В противоположность обоим посетителям принц весь покраснел и вид имел встревоженный; левой рукой он нервно дергал орденский крест на широкой ленте через плечо, которую он всегда носил под фраком, а правой поглаживал подбородок.
– Что делать? – спросил он графа почти бессознательно, по привычке во всем советоваться с ним.
– Право, не знаю, ваше высочество, – ответил граф с таким видом, как будто он вот-вот испустит последний вздох.
Он выговорил эти слова с трудом и таким упавшим голосом, что гордость принца, претерпевшая столько унижений за время аудиенции, впервые воспрянула. Эта скромная радость подсказала ему реплику, спасительную для его самолюбия.
– Ну что ж, оказывается, из нас троих я самый благоразумный. Я охотно готов позабыть о своем сане и буду говорить «как друг». – Он добавил с милостивой улыбкой, искусно подражая благосклонной снисходительности счастливых времен Людовика XIV. – Я буду говорить «как друг со своими друзьями». Герцогиня, что нужно сделать, чтобы вы позабыли о своем опрометчивом решении?
– Откровенно говоря, я и сама не знаю, – с глубоким вздохом ответила герцогиня. – Не знаю. Парма внушает мне ужас.
В этих словах не было намерения уязвить, чувствовалось, что сама искренность говорит ее устами.
Граф резко повернулся к ней: душа придворного пришла в смятение; затем он обратил на принца умоляющий взгляд.

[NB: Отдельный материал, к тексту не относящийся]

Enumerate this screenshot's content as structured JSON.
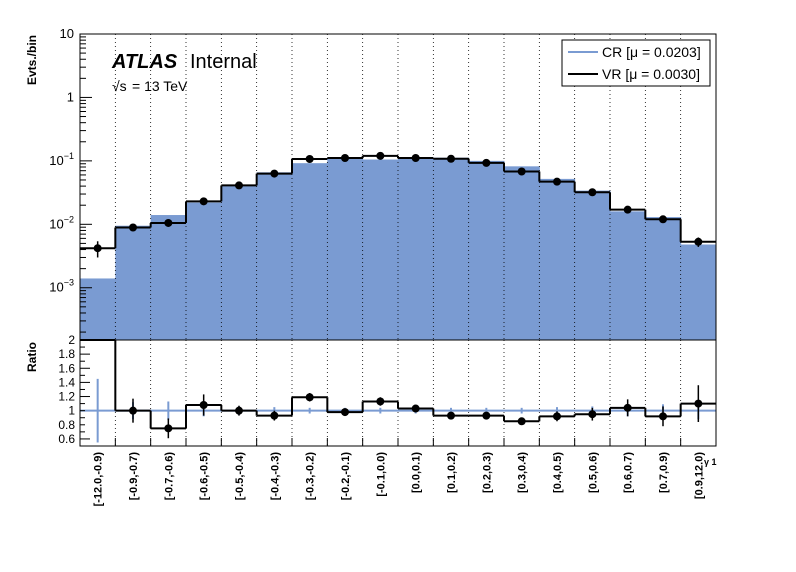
{
  "chart_data": {
    "type": "bar",
    "title": "",
    "atlas_label": "ATLAS",
    "atlas_suffix": "Internal",
    "energy_prefix": "√s",
    "energy_rest": "= 13 TeV",
    "categories": [
      "[-12.0,-0.9)",
      "[-0.9,-0.7)",
      "[-0.7,-0.6)",
      "[-0.6,-0.5)",
      "[-0.5,-0.4)",
      "[-0.4,-0.3)",
      "[-0.3,-0.2)",
      "[-0.2,-0.1)",
      "[-0.1,0.0)",
      "[0.0,0.1)",
      "[0.1,0.2)",
      "[0.2,0.3)",
      "[0.3,0.4)",
      "[0.4,0.5)",
      "[0.5,0.6)",
      "[0.6,0.7)",
      "[0.7,0.9)",
      "[0.9,12.0)"
    ],
    "xlabel": "γ 1",
    "top_panel": {
      "ylabel": "Evts./bin",
      "yscale": "log",
      "ylim": [
        0.00015,
        10
      ],
      "ytick_labels": [
        {
          "v": 0.001,
          "base": "10",
          "exp": "−3"
        },
        {
          "v": 0.01,
          "base": "10",
          "exp": "−2"
        },
        {
          "v": 0.1,
          "base": "10",
          "exp": "−1"
        },
        {
          "v": 1,
          "base": "1",
          "exp": ""
        },
        {
          "v": 10,
          "base": "10",
          "exp": ""
        }
      ],
      "series": [
        {
          "name": "CR [μ = 0.0203]",
          "style": "filled",
          "color": "#7a9bd2",
          "values": [
            0.0014,
            0.0095,
            0.014,
            0.022,
            0.04,
            0.066,
            0.092,
            0.11,
            0.105,
            0.11,
            0.112,
            0.1,
            0.082,
            0.052,
            0.034,
            0.016,
            0.013,
            0.0048
          ]
        },
        {
          "name": "VR [μ = 0.0030]",
          "style": "step+points",
          "color": "#000000",
          "values": [
            0.0042,
            0.0089,
            0.0105,
            0.023,
            0.041,
            0.063,
            0.107,
            0.111,
            0.12,
            0.111,
            0.108,
            0.093,
            0.068,
            0.047,
            0.032,
            0.017,
            0.012,
            0.0053
          ],
          "errors": [
            0.0012,
            0.001,
            0.0013,
            0.002,
            0.003,
            0.004,
            0.006,
            0.006,
            0.007,
            0.006,
            0.006,
            0.006,
            0.005,
            0.004,
            0.003,
            0.0018,
            0.0015,
            0.0009
          ]
        }
      ]
    },
    "ratio_panel": {
      "ylabel": "Ratio",
      "ylim": [
        0.5,
        2.0
      ],
      "ytick_labels": [
        "0.6",
        "0.8",
        "1",
        "1.2",
        "1.4",
        "1.6",
        "1.8",
        "2"
      ],
      "ytick_values": [
        0.6,
        0.8,
        1.0,
        1.2,
        1.4,
        1.6,
        1.8,
        2.0
      ],
      "reference": 1.0,
      "values": [
        3.0,
        1.0,
        0.75,
        1.08,
        1.0,
        0.93,
        1.19,
        0.98,
        1.13,
        1.03,
        0.93,
        0.93,
        0.85,
        0.92,
        0.95,
        1.04,
        0.92,
        1.1
      ],
      "errors": [
        0.8,
        0.17,
        0.14,
        0.15,
        0.07,
        0.07,
        0.06,
        0.05,
        0.06,
        0.05,
        0.05,
        0.05,
        0.05,
        0.07,
        0.09,
        0.12,
        0.14,
        0.26
      ],
      "ref_errors": [
        0.45,
        0.12,
        0.13,
        0.08,
        0.06,
        0.05,
        0.04,
        0.04,
        0.04,
        0.04,
        0.04,
        0.04,
        0.04,
        0.05,
        0.06,
        0.08,
        0.09,
        0.12
      ]
    },
    "legend_position": "top-right",
    "grid": "vertical dotted at bin edges"
  }
}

С большим достоинством и хладнокровием принц выдержал паузу, а затем сказал графу:
– Я вижу, что ваша очаровательная подруга совершенно потеряла голову, это вполне понятно: она
– «Что нужно сделать, чтобы эти прекрасные глаза улыбнулись»?
Герцогиня тем временем успела пораздумать; раздельно и внушительно, как будто диктуя ультиматум, она произнесла:
– Ваше высочество, вы должны написать мне милостивое письмо и с обычной вашей благосклонностью заявить в нем, что вы нисколько не убеждены в виновности Фабрицио дель Донго, первого главного викария архиепископа Пармского, и поэтому не подпишете приговора, когда его представят вам на утверждение, и что это несправедливое судебное дело не будет иметь никаких последствий.
– Что?
– Это еще не все, – сказала герцогиня с величавой гордостью, достойной римлянки. – «Нынче же вечером», – а сейчас уже четверть двенадцатого, – добавила она, взглянув на часы, – нынче же вечером вы, ваше высочество, прикажете сообщить маркизе Раверси, что вы советуете ей уехать в деревню отдохнуть от утомительных хлопот по известному ей процессу, о котором она сегодня говорила в своей гостиной в начале вечера.
Принц в ярости расхаживал по кабинету.
– Где это видано? – воскликнул он. – Что за женщина! Как она непочтительна со мной!